Fine Particulate Matter (PM2.5) is the dominant pollutant in 2 of 2 monitored Virgin Islands cities. PM2.5 (fine particulate matter) is most often driven by combustion sources — vehicle exhaust, industrial emissions, residential wood burning, and increasingly wildfire smoke. It penetrates deep into lung tissue and the bloodstream and is the air pollutant most strongly linked to long-term health impacts.
Virgin Islands cities log an average of 0 days per year at "Unhealthy for Sensitive Groups" or worse, based on EPA monitor data over the last five years. Across all 2 Virgin Islands cities tracked, that totals 0 unhealthy days over the period.
Cities ranked by 5-year average AQI (lower is better). Grades factor in average AQI, trend direction, unhealthy days, and dominant pollutant.

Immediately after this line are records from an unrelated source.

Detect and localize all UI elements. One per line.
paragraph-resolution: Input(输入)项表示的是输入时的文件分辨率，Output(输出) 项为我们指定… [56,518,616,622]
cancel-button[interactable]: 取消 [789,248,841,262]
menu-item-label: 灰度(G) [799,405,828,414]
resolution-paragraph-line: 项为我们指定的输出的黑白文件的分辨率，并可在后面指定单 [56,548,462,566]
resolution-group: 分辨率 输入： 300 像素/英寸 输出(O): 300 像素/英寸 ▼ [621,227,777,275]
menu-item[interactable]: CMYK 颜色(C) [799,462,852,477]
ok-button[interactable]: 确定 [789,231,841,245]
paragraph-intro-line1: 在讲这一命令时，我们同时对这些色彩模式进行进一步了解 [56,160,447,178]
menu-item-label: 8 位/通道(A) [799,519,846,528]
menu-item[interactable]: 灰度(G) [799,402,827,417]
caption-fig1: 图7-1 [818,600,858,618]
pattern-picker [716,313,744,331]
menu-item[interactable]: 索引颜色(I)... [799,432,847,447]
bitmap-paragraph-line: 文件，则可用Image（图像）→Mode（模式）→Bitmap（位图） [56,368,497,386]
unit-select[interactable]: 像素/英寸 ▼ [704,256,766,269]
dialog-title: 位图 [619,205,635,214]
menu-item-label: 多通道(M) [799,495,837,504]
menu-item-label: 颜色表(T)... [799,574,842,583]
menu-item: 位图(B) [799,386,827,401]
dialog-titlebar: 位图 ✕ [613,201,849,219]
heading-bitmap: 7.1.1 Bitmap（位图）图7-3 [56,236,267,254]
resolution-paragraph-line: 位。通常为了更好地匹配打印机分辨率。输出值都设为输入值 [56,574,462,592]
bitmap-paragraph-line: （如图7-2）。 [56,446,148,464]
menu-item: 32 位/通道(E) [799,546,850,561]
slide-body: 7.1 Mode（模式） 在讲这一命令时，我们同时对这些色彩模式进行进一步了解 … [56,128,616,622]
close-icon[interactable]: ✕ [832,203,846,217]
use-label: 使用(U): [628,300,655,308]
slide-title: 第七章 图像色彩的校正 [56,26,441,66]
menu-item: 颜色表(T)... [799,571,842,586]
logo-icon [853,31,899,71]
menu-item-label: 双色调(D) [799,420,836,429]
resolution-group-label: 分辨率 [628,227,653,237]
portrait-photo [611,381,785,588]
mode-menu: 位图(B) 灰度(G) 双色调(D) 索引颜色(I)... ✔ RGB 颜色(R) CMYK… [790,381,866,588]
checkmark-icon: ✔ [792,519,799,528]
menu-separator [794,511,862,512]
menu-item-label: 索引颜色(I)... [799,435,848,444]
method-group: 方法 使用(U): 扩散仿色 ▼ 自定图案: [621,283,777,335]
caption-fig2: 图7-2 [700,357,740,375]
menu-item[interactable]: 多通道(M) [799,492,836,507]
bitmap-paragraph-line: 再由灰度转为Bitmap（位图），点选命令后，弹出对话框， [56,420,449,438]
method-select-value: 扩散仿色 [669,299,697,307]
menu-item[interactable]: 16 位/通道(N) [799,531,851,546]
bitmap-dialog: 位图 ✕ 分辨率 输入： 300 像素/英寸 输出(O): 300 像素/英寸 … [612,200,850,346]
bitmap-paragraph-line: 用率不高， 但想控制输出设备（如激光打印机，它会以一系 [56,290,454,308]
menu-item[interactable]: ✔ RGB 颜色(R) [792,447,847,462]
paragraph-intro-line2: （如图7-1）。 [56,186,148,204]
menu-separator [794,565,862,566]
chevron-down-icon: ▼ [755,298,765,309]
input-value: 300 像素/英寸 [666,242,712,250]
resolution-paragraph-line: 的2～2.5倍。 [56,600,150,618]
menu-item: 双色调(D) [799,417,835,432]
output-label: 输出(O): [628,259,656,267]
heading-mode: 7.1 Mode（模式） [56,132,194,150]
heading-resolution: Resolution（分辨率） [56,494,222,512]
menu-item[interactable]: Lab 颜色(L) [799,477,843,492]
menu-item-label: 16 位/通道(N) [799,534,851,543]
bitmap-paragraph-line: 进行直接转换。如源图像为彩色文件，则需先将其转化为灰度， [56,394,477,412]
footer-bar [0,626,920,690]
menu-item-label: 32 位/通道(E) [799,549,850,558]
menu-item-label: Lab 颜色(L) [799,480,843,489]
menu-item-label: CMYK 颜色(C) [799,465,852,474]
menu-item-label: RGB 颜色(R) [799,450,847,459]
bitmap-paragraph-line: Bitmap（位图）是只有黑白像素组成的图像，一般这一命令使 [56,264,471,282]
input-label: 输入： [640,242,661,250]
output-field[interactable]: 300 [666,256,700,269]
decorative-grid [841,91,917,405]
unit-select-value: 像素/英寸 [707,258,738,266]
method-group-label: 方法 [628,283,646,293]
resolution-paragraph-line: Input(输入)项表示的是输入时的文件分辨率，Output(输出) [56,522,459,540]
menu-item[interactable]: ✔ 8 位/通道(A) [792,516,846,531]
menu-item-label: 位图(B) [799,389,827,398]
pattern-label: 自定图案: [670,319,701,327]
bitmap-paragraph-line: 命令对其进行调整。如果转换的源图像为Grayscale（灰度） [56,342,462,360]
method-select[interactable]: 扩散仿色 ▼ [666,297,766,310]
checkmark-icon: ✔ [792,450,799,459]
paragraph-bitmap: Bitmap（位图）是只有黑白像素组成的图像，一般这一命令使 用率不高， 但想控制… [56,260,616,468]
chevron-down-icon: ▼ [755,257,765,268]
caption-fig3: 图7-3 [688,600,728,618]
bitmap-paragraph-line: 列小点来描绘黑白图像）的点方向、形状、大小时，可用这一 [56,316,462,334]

The this entity category groups every U.S. air quality and pollution monitoring entity sharing this attribute. The list above is the data; the paragraphs below explain what the grouping means against the broader the EPA Air Quality System (AQS) distribution and how to read the relative rankings within the category.
For readers using this category as a starting point, the per-entity detail pages linked from the table above carry the underlying the EPA Air Quality System (AQS) data in full. The category-level view is the filter; the per-entity pages are the actual answer.